Involving a bar. A bar something like Cheers, but not quite. Everybody knows your name, metaphysical banter, cheezy scatological humor, a waitress like Carla but slightly more attractive, Fraizer supplanted by an English professor, the guy behind the bar not like Sam, not like Coach, but more like . . .

The bartender in The Iceman Cometh, a play by Eugene O'Neill, which we ought to rip off . . . who declares that—Here’s where Dirk ought to come in—

{tho I don’t know why since I’ve never read The Iceman Cometh} But anyway, the bar guy never leaves the bar, it’s his only thing in life, a family heirloom, you know. And the customers, all lifers, regulars. So you can imagine their shock when they learn from their bartender buddy, brother, cousin, 2nd nephew removed from action for meritorious service, that the lease is up on the bar and he’s going to lose the place because the new lease terms are just too expensive. What???? Lose their favorite watering hole? No way! What can be done? Nothing until the Iceman cometh, which is exactly where Scott rejoins the party.

The Iceman is a legend. Rumor is he’s cometh.

Now in this play about the guy with the ice there’s a character named ??? I think Hickey, I don’t know, look it up, that may be the bartender, but anyway your town is just loaded with books so as I was sayin ??? the Iceman (not his real name) but he’s the Iceman who Cometh. Why Ice you ask? This is not a Schwarzeneggarean Mr. Freeze a la the latest bad sequel—this is directly ripped off from Eugene O'Neill—who’s important, anyway . . .

He’s the ice man, he’s gone cold sober, to all appearances, but he funds a party for all his peers. He comes in preaching a gospel of dreams, he’s forcing them to get hip to the truth of their lives, that sad ugly modest underlying pathetic truth, and get past it. He’s like the übermensch, whatever, he’s Cool Hand Luke in a brothel turning down the action. The gang . . . we’ve said nothing bout the gang, Dirk—

This Hickey Ice guy then, to cut to the chase, tells the gang at the bar how to save the bar and thus the bartender’s reason for existence and their reason for spending cash in a dive: a heist that will allow them to buy the building/buy out the lease/whatever and save the bar: an armored car heist, which will include the feature of a huge crane (whether with magnet or more ordinary) lifting an armored car out of the reaches of police pursuit. Then disaster: one of the guards in the truck shoots and kills one of our guys. Our guys kill the guards. It was supposed to be a bloodless robbery and now, three guys dead. Or more. Depending on how Tarantino we want to go. Back to the bar to wrap up the heist. And Scott provides the denouement. . . .

They squabble over the petty concerns. Iceman plays the iceman, acting like he’s intervening in their disputes while subtly aggravating them. One shoots another one. Another one shoots another one. Finally it’s just the Iceman and the bartender, the poor guy whose big problem this was all meant to solve to begin with. The Iceman looks at the bartender.

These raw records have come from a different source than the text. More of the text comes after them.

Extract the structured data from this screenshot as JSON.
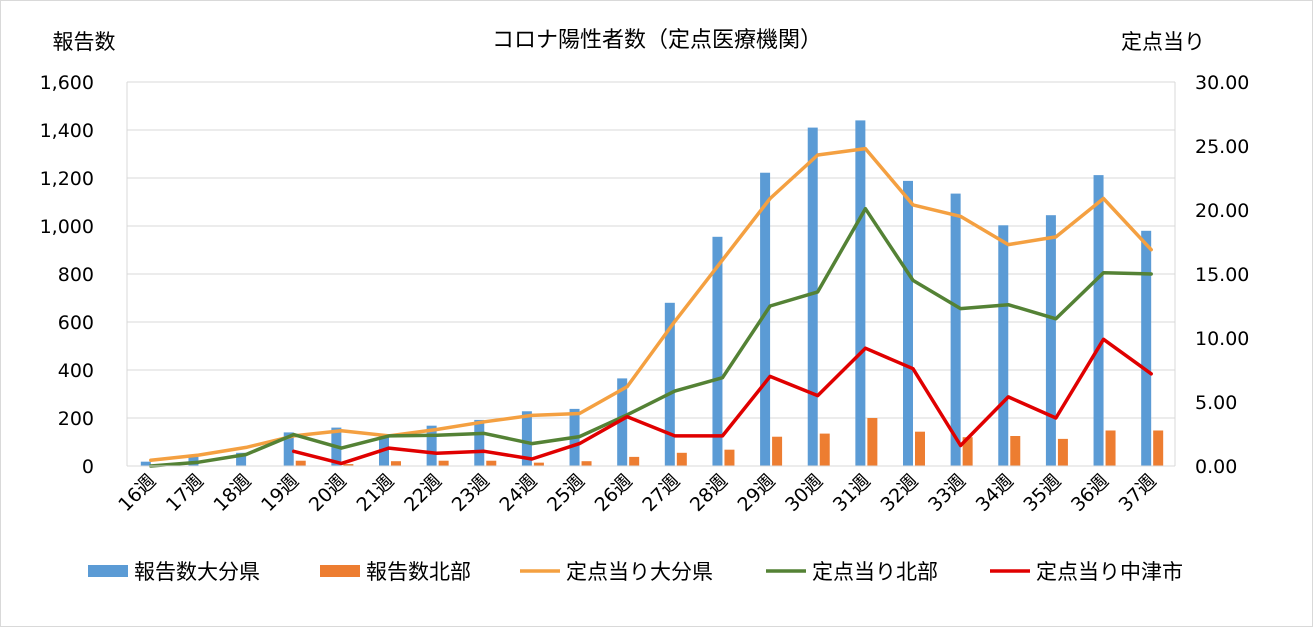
{
  "chart_data": {
    "type": "bar+line",
    "title": "コロナ陽性者数（定点医療機関）",
    "ylabel": "報告数",
    "y2label": "定点当り",
    "ylim": [
      0,
      1600
    ],
    "y2lim": [
      0,
      30
    ],
    "yticks": [
      "0",
      "200",
      "400",
      "600",
      "800",
      "1,000",
      "1,200",
      "1,400",
      "1,600"
    ],
    "y2ticks": [
      "0.00",
      "5.00",
      "10.00",
      "15.00",
      "20.00",
      "25.00",
      "30.00"
    ],
    "categories": [
      "16週",
      "17週",
      "18週",
      "19週",
      "20週",
      "21週",
      "22週",
      "23週",
      "24週",
      "25週",
      "26週",
      "27週",
      "28週",
      "29週",
      "30週",
      "31週",
      "32週",
      "33週",
      "34週",
      "35週",
      "36週",
      "37週"
    ],
    "grid": true,
    "legend_position": "bottom",
    "bar_series": [
      {
        "name": "報告数大分県",
        "color": "#5b9bd5",
        "values": [
          18,
          38,
          55,
          140,
          160,
          130,
          168,
          192,
          228,
          238,
          365,
          680,
          955,
          1222,
          1410,
          1440,
          1188,
          1135,
          1003,
          1045,
          1212,
          980
        ]
      },
      {
        "name": "報告数北部",
        "color": "#ed7d31",
        "values": [
          0,
          0,
          0,
          22,
          8,
          20,
          22,
          22,
          14,
          20,
          38,
          55,
          68,
          122,
          135,
          200,
          143,
          120,
          125,
          113,
          148,
          148
        ]
      }
    ],
    "line_series": [
      {
        "name": "定点当り大分県",
        "color": "#f4a041",
        "values": [
          0.45,
          0.85,
          1.45,
          2.35,
          2.75,
          2.35,
          2.85,
          3.45,
          3.95,
          4.1,
          6.2,
          11.3,
          16.1,
          20.9,
          24.3,
          24.8,
          20.4,
          19.5,
          17.3,
          17.9,
          20.9,
          16.9
        ]
      },
      {
        "name": "定点当り北部",
        "color": "#548235",
        "values": [
          0.0,
          0.3,
          0.9,
          2.45,
          1.4,
          2.35,
          2.4,
          2.55,
          1.75,
          2.3,
          4.0,
          5.85,
          6.9,
          12.5,
          13.6,
          20.1,
          14.5,
          12.3,
          12.6,
          11.5,
          15.1,
          15.0
        ]
      },
      {
        "name": "定点当り中津市",
        "color": "#e00000",
        "start_index": 3,
        "values": [
          1.15,
          0.2,
          1.4,
          1.0,
          1.15,
          0.55,
          1.75,
          3.85,
          2.35,
          2.35,
          7.0,
          5.5,
          9.2,
          7.6,
          1.6,
          5.4,
          3.75,
          9.9,
          7.2
        ]
      }
    ]
  }
}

“It’s crazy, isn’t it, Tommy? How these things happen?”

“My God, we’re gonna fry, oh my god, what we do Hickey, what we do?”

“Look, don’t you worry.”

The Iceman lifts the briefcase up onto the bar and opens it, flips it up, reaches into it.

I haven’t forgotten about your troubles.”

From a cash-stuffed briefcase, he pulls out a semiautomatic, blows the bartender away. Looks about. A room littered with bodies. Raw violence and its aftermath. Says,

“Sha-la-la-la-lah yeeeah.”

Into the Al Green and the credits.

Yrs.
SR
—Fin—

P.S. Actually there’s a lot more to this story. Deep human concerns, intrigue, love and companionship, house pets, existential metaphysics . . . But we can get to all that later. . . .

Or we could do something else. But we need to do something.